There are many long-running Internet jokes on how printers are evil. In fact, they aren’t really. Sure, they have to be tended to now and again, but it’s normally just for the feeding of paper and ink/toner. What printers can be, though, are ignored gateways for evil to reach into your networks. Think about it: devices are added to networks all the time and we’ve been trained to properly protect and secure them (which is good). But for some reason, we often seem to forget that printers are devices existing on our network, too. We forget that printers have reach to all our computers. We forget to include printers inside our shell of cybersecurity. Many of us have grown up with printers always there (especially when compared to the vast army of IoT products that have been amassing to take money from our wallets in the last handful of years), and just trust them to be there and be safe.

Secure keys for office
How secure is your office hardware?

And this is exactly what infiltrators want us to do: forget to protect our printers. Because if our printers aren’t protected, infiltrators have a gateway from which to invade our networks.

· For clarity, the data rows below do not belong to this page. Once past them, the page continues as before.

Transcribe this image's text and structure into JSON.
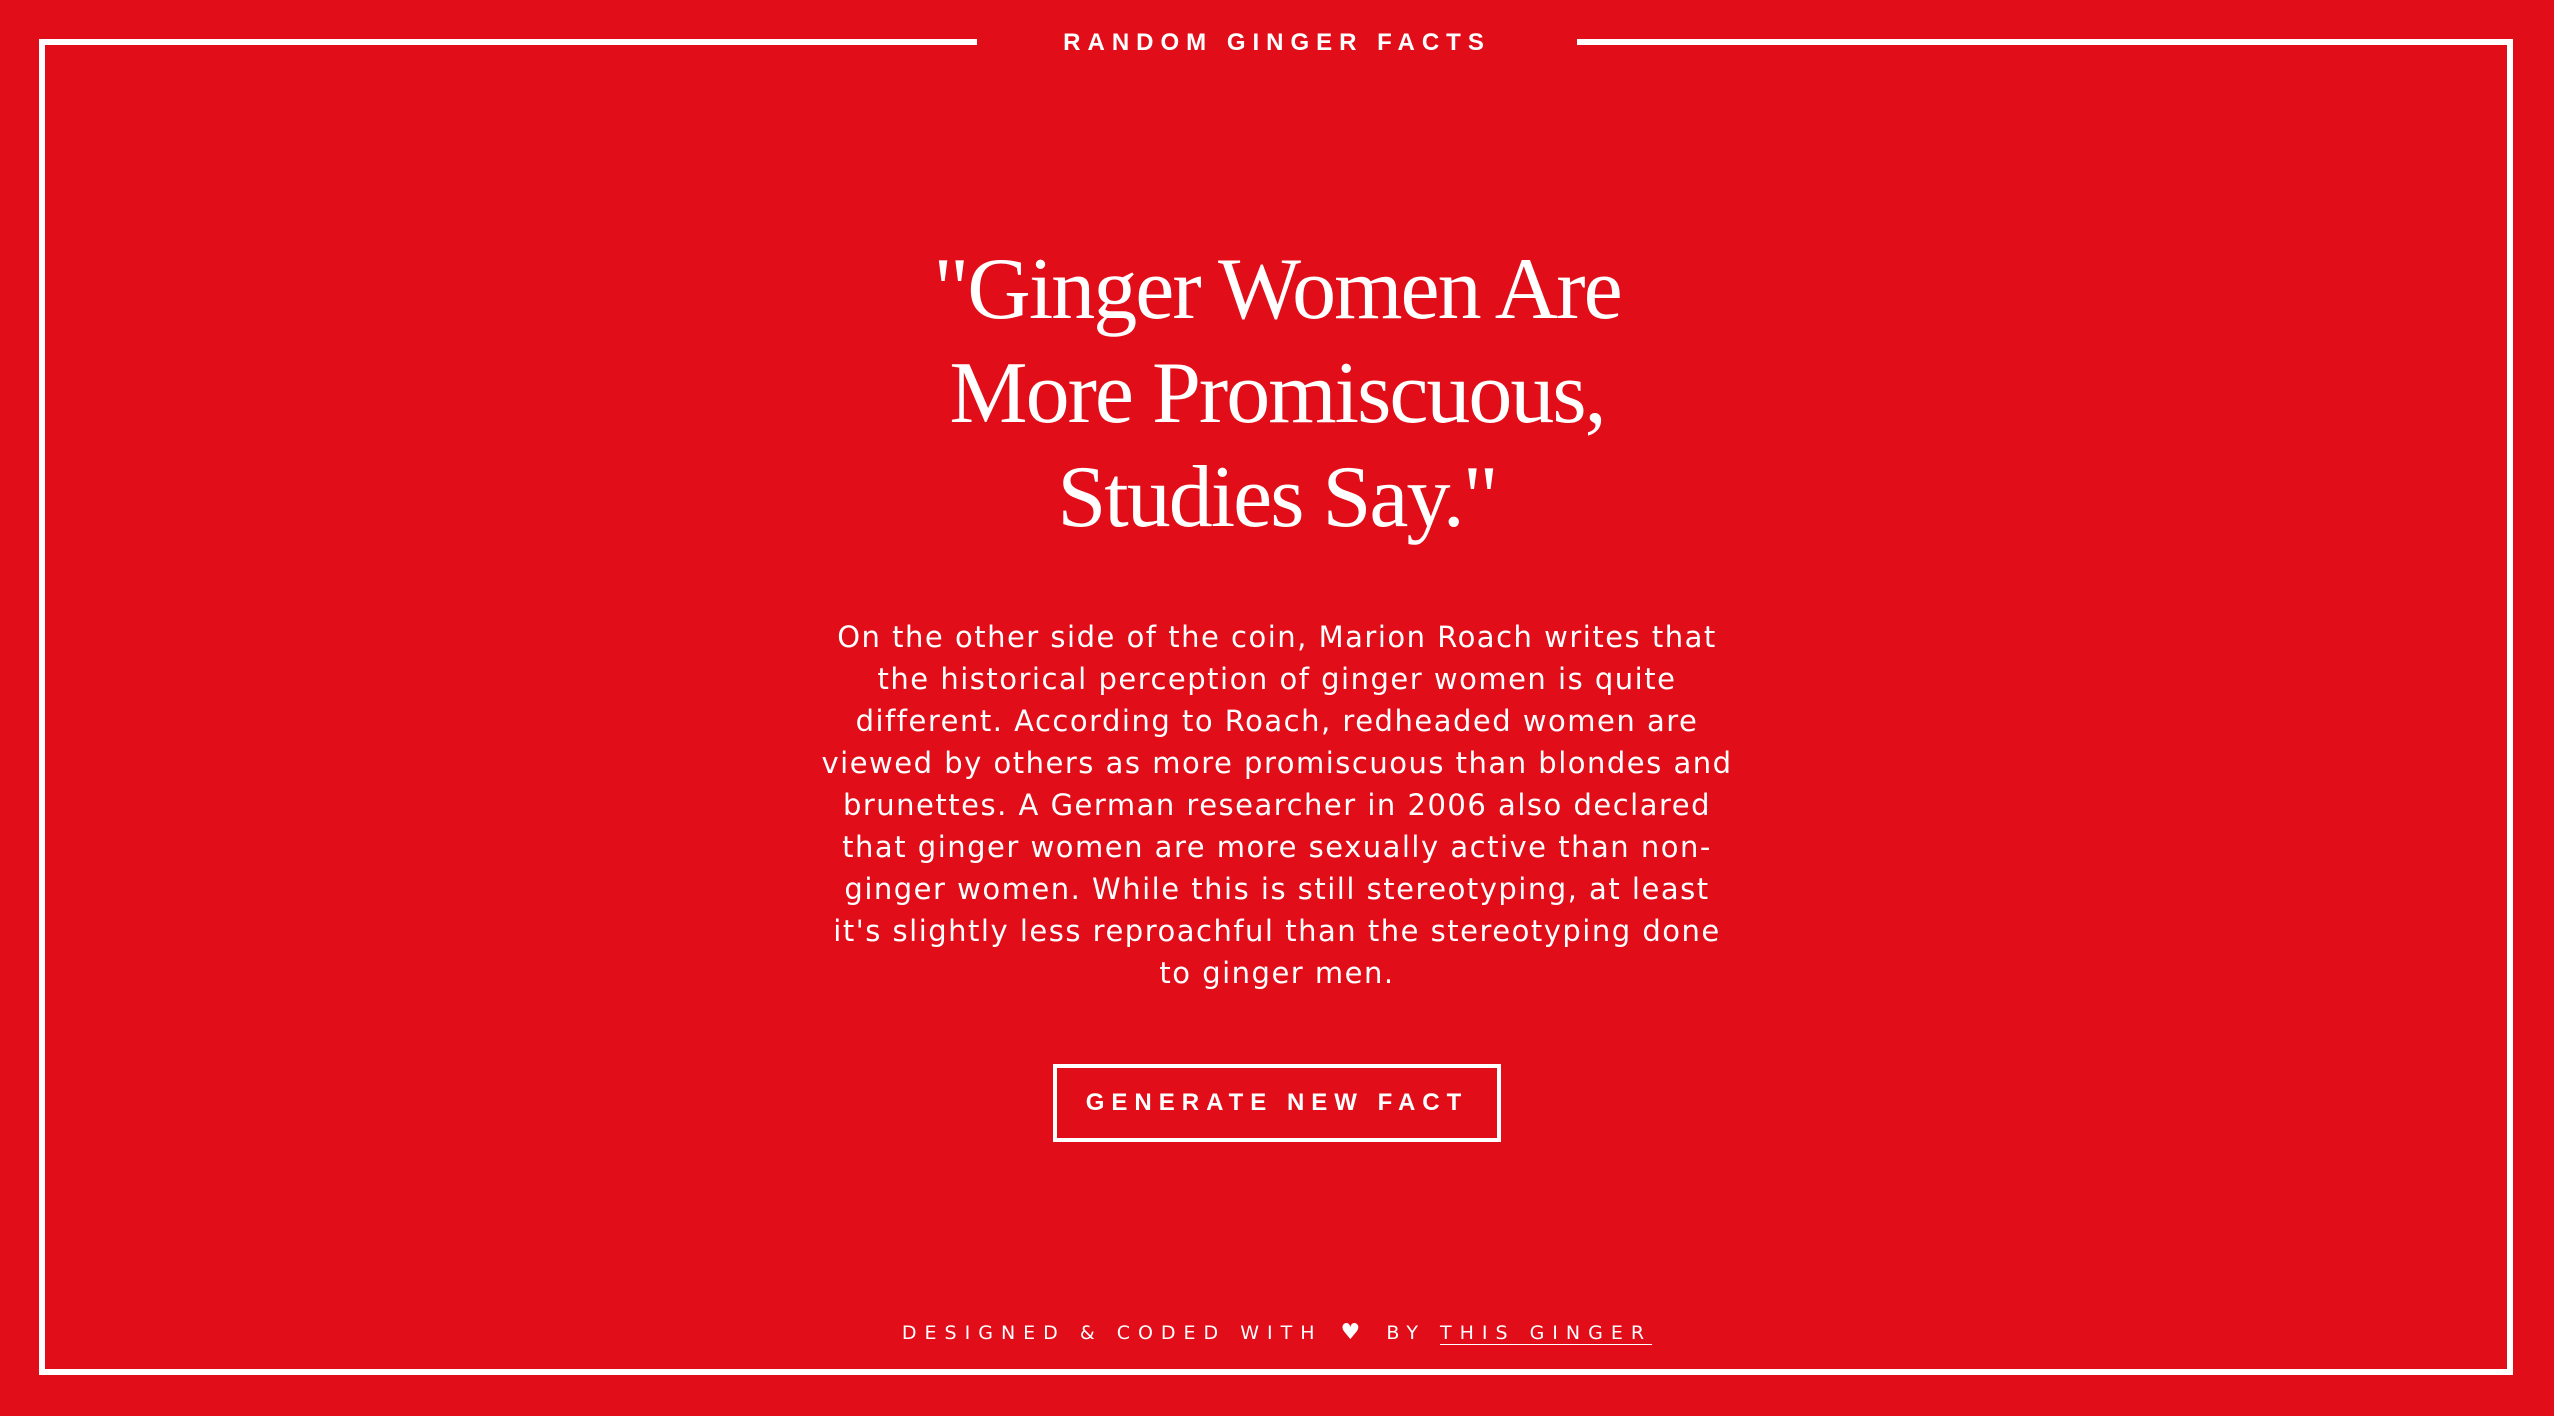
{
  "site": {
    "title": "RANDOM GINGER FACTS"
  },
  "fact": {
    "title_lines": [
      "\"Ginger Women Are",
      "More Promiscuous,",
      "Studies Say.\""
    ],
    "body": "On the other side of the coin, Marion Roach writes that the historical perception of ginger women is quite different. According to Roach, redheaded women are viewed by others as more promiscuous than blondes and brunettes. A German researcher in 2006 also declared that ginger women are more sexually active than non-ginger women. While this is still stereotyping, at least it's slightly less reproachful than the stereotyping done to ginger men."
  },
  "actions": {
    "generate_label": "GENERATE NEW FACT"
  },
  "footer": {
    "prefix": "DESIGNED & CODED WITH",
    "icon": "heart-icon",
    "by": "BY",
    "link_label": "THIS GINGER"
  },
  "colors": {
    "background": "#e10d19",
    "foreground": "#ffffff"
  }
}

Printers Can be Exploited – Printer Security

Printers, just like any unprotected IoT device, can be exploited in a number of ways. One of the main ways printers can be compromised is through DNS rebinding attacks. DNS rebinding allows malicious attackers to squeeze around your firewall and find and exploit unprotected devices, such as printers. According to a study by Armis, an estimated 66% of printers from all major brands are vulnerable to DNS rebinding – that’s approximately 165 million printers.

Once a printer has been perforated (old school dot matrix joke there), infiltrators can do a variety of things. The first thing they might do is download all the documents being printed, scanned, or cached on the printer. Those could be as simple as business flyer drafts and as dangerous as tax forms and contracts.

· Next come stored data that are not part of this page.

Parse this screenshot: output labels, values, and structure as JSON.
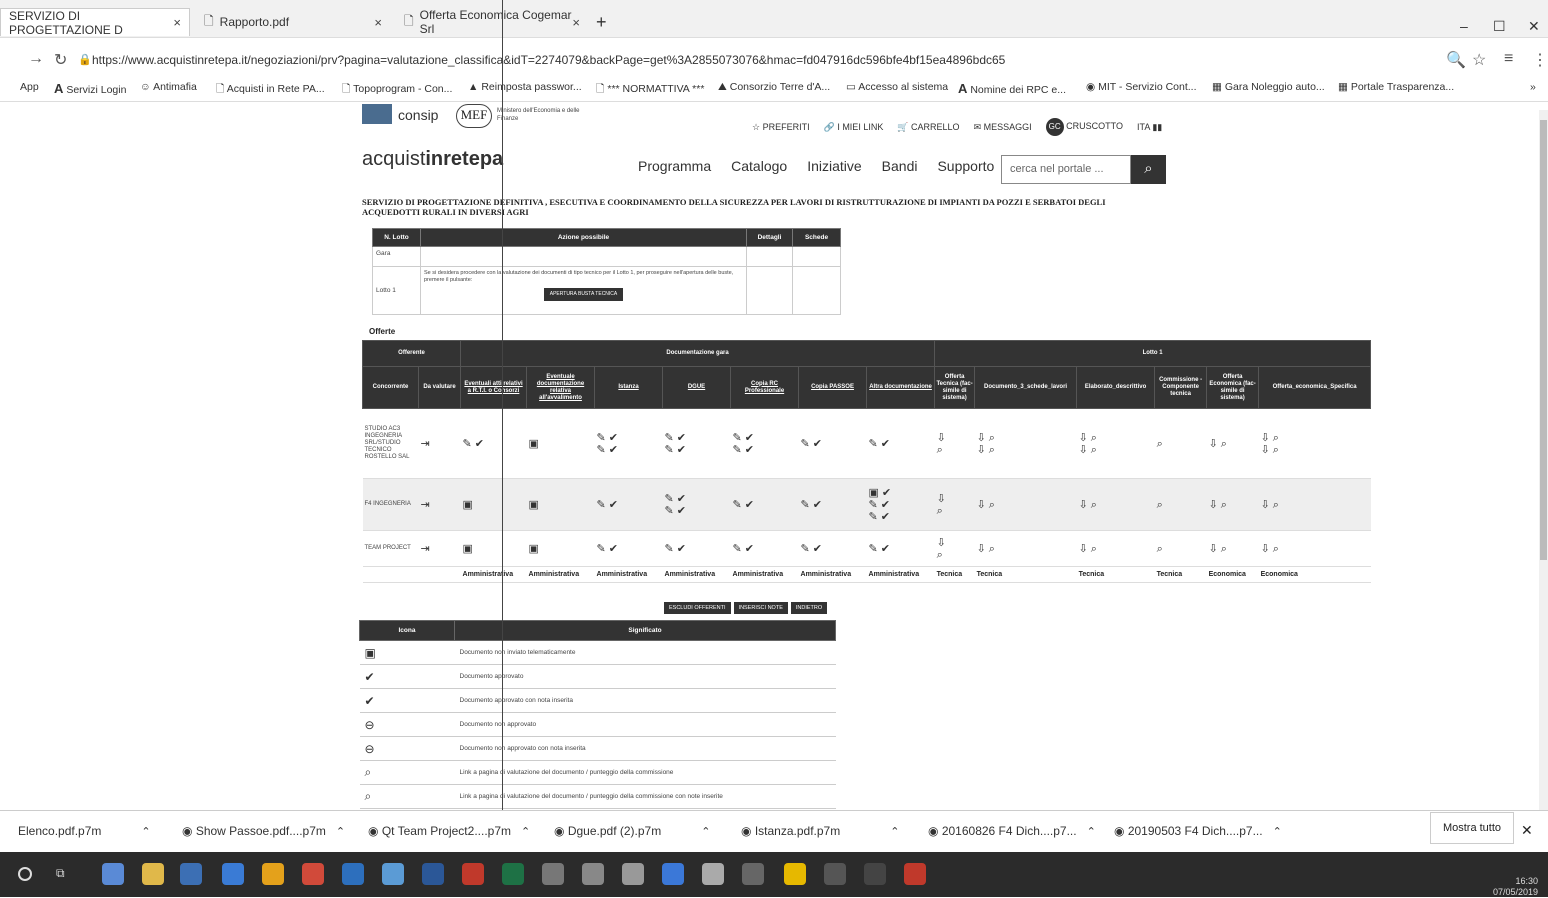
{
  "browser": {
    "tabs": [
      {
        "title": "SERVIZIO DI PROGETTAZIONE D",
        "close": "×"
      },
      {
        "title": "Rapporto.pdf",
        "close": "×"
      },
      {
        "title": "Offerta Economica Cogemar Srl",
        "close": "×"
      }
    ],
    "new_tab": "+",
    "window": {
      "minimize": "–",
      "maximize": "☐",
      "close": "✕"
    },
    "url": "https://www.acquistinretepa.it/negoziazioni/prv?pagina=valutazione_classifica&idT=2274079&backPage=get%3A2855073076&hmac=fd047916dc596bfe4bf15ea4896bdc65",
    "bookmarks": [
      "App",
      "Servizi Login",
      "Antimafia",
      "Acquisti in Rete PA...",
      "Topoprogram - Con...",
      "Reimposta passwor...",
      "*** NORMATTIVA ***",
      "Consorzio Terre d'A...",
      "Accesso al sistema",
      "Nomine dei RPC e...",
      "MIT - Servizio Cont...",
      "Gara Noleggio auto...",
      "Portale Trasparenza..."
    ],
    "bookmarks_more": "»"
  },
  "site": {
    "logo_text": "consip",
    "mef": "MEF",
    "mef_sub": "Ministero dell'Economia e delle Finanze",
    "top_links": [
      "PREFERITI",
      "I MIEI LINK",
      "CARRELLO",
      "MESSAGGI",
      "CRUSCOTTO",
      "ITA"
    ],
    "user_initials": "GC",
    "brand_light": "acquist",
    "brand_bold": "inrete",
    "brand_tail": "pa",
    "menu": [
      "Programma",
      "Catalogo",
      "Iniziative",
      "Bandi",
      "Supporto"
    ],
    "search_placeholder": "cerca nel portale ..."
  },
  "page": {
    "title": "SERVIZIO DI PROGETTAZIONE DEFINITIVA , ESECUTIVA E COORDINAMENTO DELLA SICUREZZA PER LAVORI DI RISTRUTTURAZIONE DI IMPIANTI DA POZZI E SERBATOI DEGLI ACQUEDOTTI RURALI IN DIVERSI AGRI",
    "lotti_headers": [
      "N. Lotto",
      "Azione possibile",
      "Dettagli",
      "Schede"
    ],
    "lotti_rows": [
      {
        "lotto": "Gara",
        "azione": ""
      },
      {
        "lotto": "Lotto 1",
        "azione": "Se si desidera procedere con la valutazione dei documenti di tipo tecnico per il Lotto 1, per proseguire nell'apertura delle buste, premere il pulsante:"
      }
    ],
    "open_button": "APERTURA BUSTA TECNICA",
    "offerte_label": "Offerte",
    "group_headers": {
      "offerente": "Offerente",
      "documentazione": "Documentazione gara",
      "lotto": "Lotto 1"
    },
    "col_headers": [
      "Concorrente",
      "Da valutare",
      "Eventuali atti relativi a R.T.I. o Consorzi",
      "Eventuale documentazione relativa all'avvalimento",
      "Istanza",
      "DGUE",
      "Copia RC Professionale",
      "Copia PASSOE",
      "Altra documentazione",
      "Offerta Tecnica (fac-simile di sistema)",
      "Documento_3_schede_lavori",
      "Elaborato_descrittivo",
      "Commissione - Componente tecnica",
      "Offerta Economica (fac-simile di sistema)",
      "Offerta_economica_Specifica"
    ],
    "offerenti": [
      {
        "name": "STUDIO AC3 INGEGNERIA SRL/STUDIO TECNICO ROSTELLO SAL"
      },
      {
        "name": "F4 INGEGNERIA"
      },
      {
        "name": "TEAM PROJECT"
      }
    ],
    "footer_types": [
      "",
      "",
      "Amministrativa",
      "Amministrativa",
      "Amministrativa",
      "Amministrativa",
      "Amministrativa",
      "Amministrativa",
      "Amministrativa",
      "Tecnica",
      "Tecnica",
      "Tecnica",
      "Tecnica",
      "Economica",
      "Economica"
    ],
    "actions": [
      "ESCLUDI OFFERENTI",
      "INSERISCI NOTE",
      "INDIETRO"
    ],
    "legend_headers": [
      "Icona",
      "Significato"
    ],
    "legend": [
      {
        "icon": "not-sent-icon",
        "text": "Documento non inviato telematicamente"
      },
      {
        "icon": "approved-icon",
        "text": "Documento approvato"
      },
      {
        "icon": "approved-note-icon",
        "text": "Documento approvato con nota inserita"
      },
      {
        "icon": "rejected-icon",
        "text": "Documento non approvato"
      },
      {
        "icon": "rejected-note-icon",
        "text": "Documento non approvato con nota inserita"
      },
      {
        "icon": "evaluate-icon",
        "text": "Link a pagina di valutazione del documento / punteggio della commissione"
      },
      {
        "icon": "evaluate-note-icon",
        "text": "Link a pagina di valutazione del documento / punteggio della commissione con note inserite"
      }
    ]
  },
  "downloads": {
    "items": [
      "Elenco.pdf.p7m",
      "Show Passoe.pdf....p7m",
      "Qt Team Project2....p7m",
      "Dgue.pdf (2).p7m",
      "Istanza.pdf.p7m",
      "20160826 F4 Dich....p7...",
      "20190503 F4 Dich....p7..."
    ],
    "show_all": "Mostra tutto",
    "close": "✕"
  },
  "taskbar": {
    "time": "16:30",
    "date": "07/05/2019"
  }
}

But the damage doesn’t stop there. Once they’ve pierced through your printer, evil-doers can spread throughout your network finding more to exploit. From your printer, they can spread like any other network invasion, installing ransomware, taking over systems, and every other bad thing you can imagine.

Fognigma Protects Printers

Want to make sure your printers are safe? The easiest way is to plug it into a little device called a Wicket, which pulls the printer onto your Fognigma-created network. Because your printer is now protected by Fognigma, it can’t be detected by those looking for network vulnerabilities because your entire network can’t be detected. Don’t have Fognigma yet for your cybersecurity? Well, read on to learn more and how it is a game changer in the realm of cybersecurity.

Wicket Printer Setup
A Fognigma Wicket added to a printer

Fognigma enterprise software gives you the power to create truly invisible networks. Fognigma builds secure and traceless networks by using randomly leased components spread out across multiple clouds which function together as one network. Fognigma networks are wrapped in two layers of AES-256 encryption and hide and protect your communications, files, users, network, and yes, even your printers.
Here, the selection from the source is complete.